Com a primavera não regressam somente as andorinhas e o bom tempo, chega também o período de preencher a sua declaração de impostos. Não desejo desenvolver este tema do ponto de vista ideológico — mais ou menos impostos ou se estes são altos ou baixos —, mas sim, fazer uma breve reflexão sobre o processo.
Eu ainda me lembro de ver o meu pai a preencher a sua declaração de impostos, nuns formulários de várias cores e rodeado de faturas com as despesas do ano. Como me recordo das reportagens televisivas das longas filas que os contribuintes faziam junto das repartições de finanças nos últimos dias do final do prazo para entregarem as suas declarações. (Isso não mudou assim tanto — os contribuintes agora aglomeram-se todos à mesma hora a carregar no enviar enquanto esperam com fé que o servidor não crache!)
Não sei ao certo o ano em que passou a ser permitido a submissão da declaração de IRS pela Internet, mas creio que foi no princípio dos anos 2000. Por incrível que pareça, encontrei a minha primeira declaração de IRS que preenchi em papel em 2003!

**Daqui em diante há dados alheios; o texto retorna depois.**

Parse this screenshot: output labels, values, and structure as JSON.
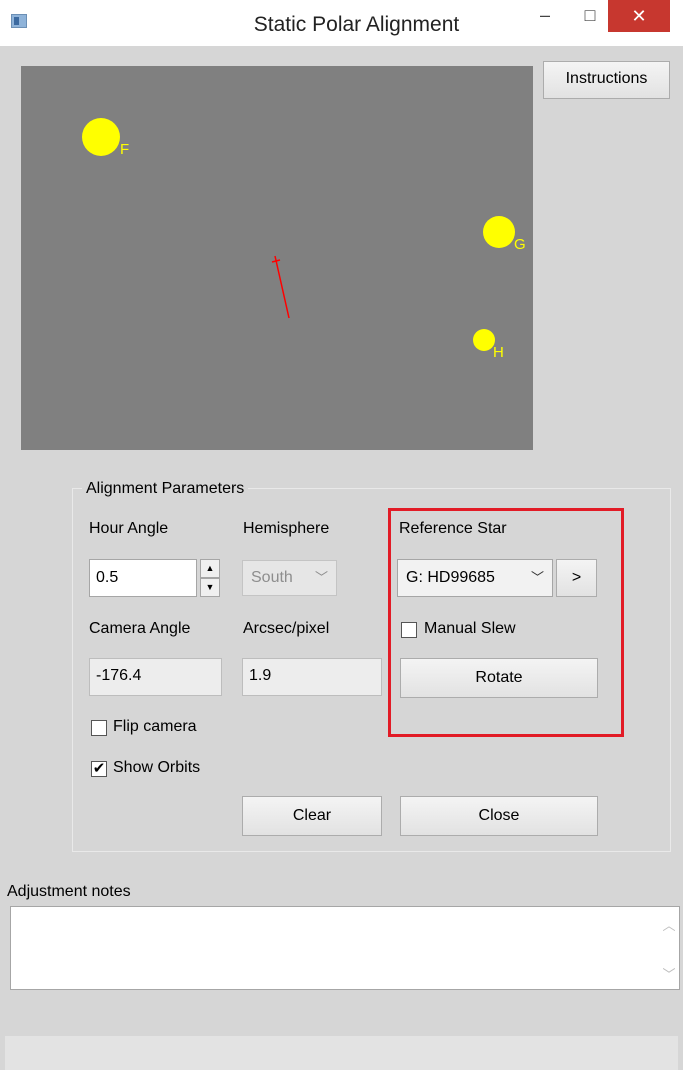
{
  "window": {
    "title": "Static Polar Alignment",
    "minimize_glyph": "–",
    "maximize_glyph": "□",
    "close_glyph": "✕"
  },
  "canvas": {
    "background": "#808080",
    "star_color": "#ffff00",
    "orbit_line_color": "#ff0000",
    "stars": [
      {
        "label": "F"
      },
      {
        "label": "G"
      },
      {
        "label": "H"
      }
    ]
  },
  "instructions_button": "Instructions",
  "alignment": {
    "group_title": "Alignment Parameters",
    "hour_angle_label": "Hour Angle",
    "hour_angle_value": "0.5",
    "hemisphere_label": "Hemisphere",
    "hemisphere_value": "South",
    "camera_angle_label": "Camera Angle",
    "camera_angle_value": "-176.4",
    "arcsec_label": "Arcsec/pixel",
    "arcsec_value": "1.9",
    "flip_camera_label": "Flip camera",
    "flip_camera_checked": false,
    "show_orbits_label": "Show Orbits",
    "show_orbits_checked": true,
    "clear_button": "Clear",
    "close_button": "Close"
  },
  "reference": {
    "label": "Reference Star",
    "star_value": "G: HD99685",
    "next_button": ">",
    "manual_slew_label": "Manual Slew",
    "manual_slew_checked": false,
    "rotate_button": "Rotate",
    "highlight_color": "#e21b26"
  },
  "notes": {
    "label": "Adjustment notes",
    "value": ""
  }
}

Olhando para o formulário daquele ano percebo que a experiência de preencher a declaração de rendimentos não mudou assim tanto. Quer dizer, temos mais tecnologia, mas tudo continua a parecer tão analógico. Explico: o processo de preenchimento do IRS deixou de ser feito em papel e caneta e passou a ser feito num computador com auxílio do teclado e rato. Mas todo o ambiente analógico continua muito presente, pois basta ver que a prova da entrega é um PDF que mostra o formulário em formato papel preenchido com a informação que antes colocamos no computador.
A dita transição ou transformação digital levada a cabo pelas Finanças é o espelho do que muitas empresas continuam a fazer: pegam em processos manuais ou analógicos e transpõem-nos diretamente para o ambiente digital, sem para isso, fazerem uma reflexão do sentido que isso faz! A transformação digital não é fazer no computador o que antes se fazia no papel para se obter o mesmo resultado! Transformação digital — dito assim de forma simples — é utilizar a tecnologia para se obter um resultado de valor acrescentado.

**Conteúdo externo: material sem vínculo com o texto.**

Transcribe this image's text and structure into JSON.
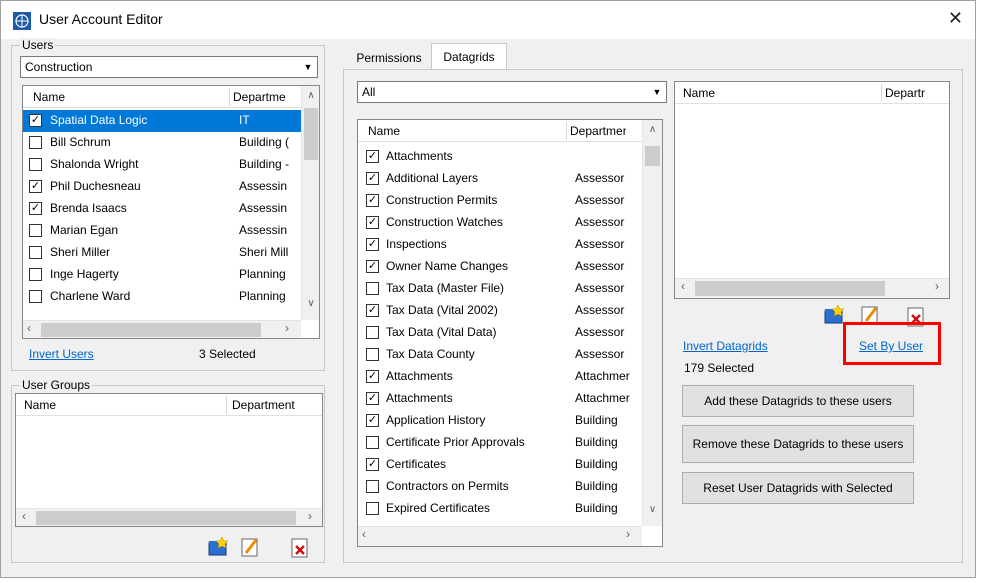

É certo que estou a ser um pouco injusto com o processo de digitalização do preenchimento do IRS. Têm existido saltos qualitativos e que facilitam o trabalho dos contribuintes como o preenchimento automático dos rendimentos de trabalhadores dependentes ou das despesas com benefícios fiscais que aparecem no portal do e-fatura. Isso é um ganho. Algumas pessoas não precisam de fazer mais nada do que confirmar a informação.
Ainda assim, há tanta coisa por fazer: ainda é exigido o preenchimento de informação que a Autoridade Tributária já tem registada. Por exemplo, para o profissional liberal como eu é necessário preencher os campos 13 B de Informações Complementares indicando os rendimentos declarados nos 2 anos anteriores! Como se a AT já não soubesse quais são! É nestes momentos que me surgem calafrios no preenchimento desses campos com medo de errar ou trocar um qualquer número e dessa forma receber uma coima em casa!
E o pior é que isso já me aconteceu. Num ano troquei um 52 por um 25. E quando cruzaram os dados entre os rendimentos declarados no IRS e os do IVA detetaram a diferença. Resultado, obrigação de preencher uma declaração de substituição. Caramba, se eles já tinham os números, porque não os preencheram automaticamente ou no momento de submeter a informação, porque não me informaram logo da diferença?
Transformação digital é servir melhor as pessoas — neste caso os contribuintes — substituindo processos analógicos complexos e obscuros por novos transparentes e simplificados. Isso aplica-se ao Estado, mas também às empresas e organizações privadas.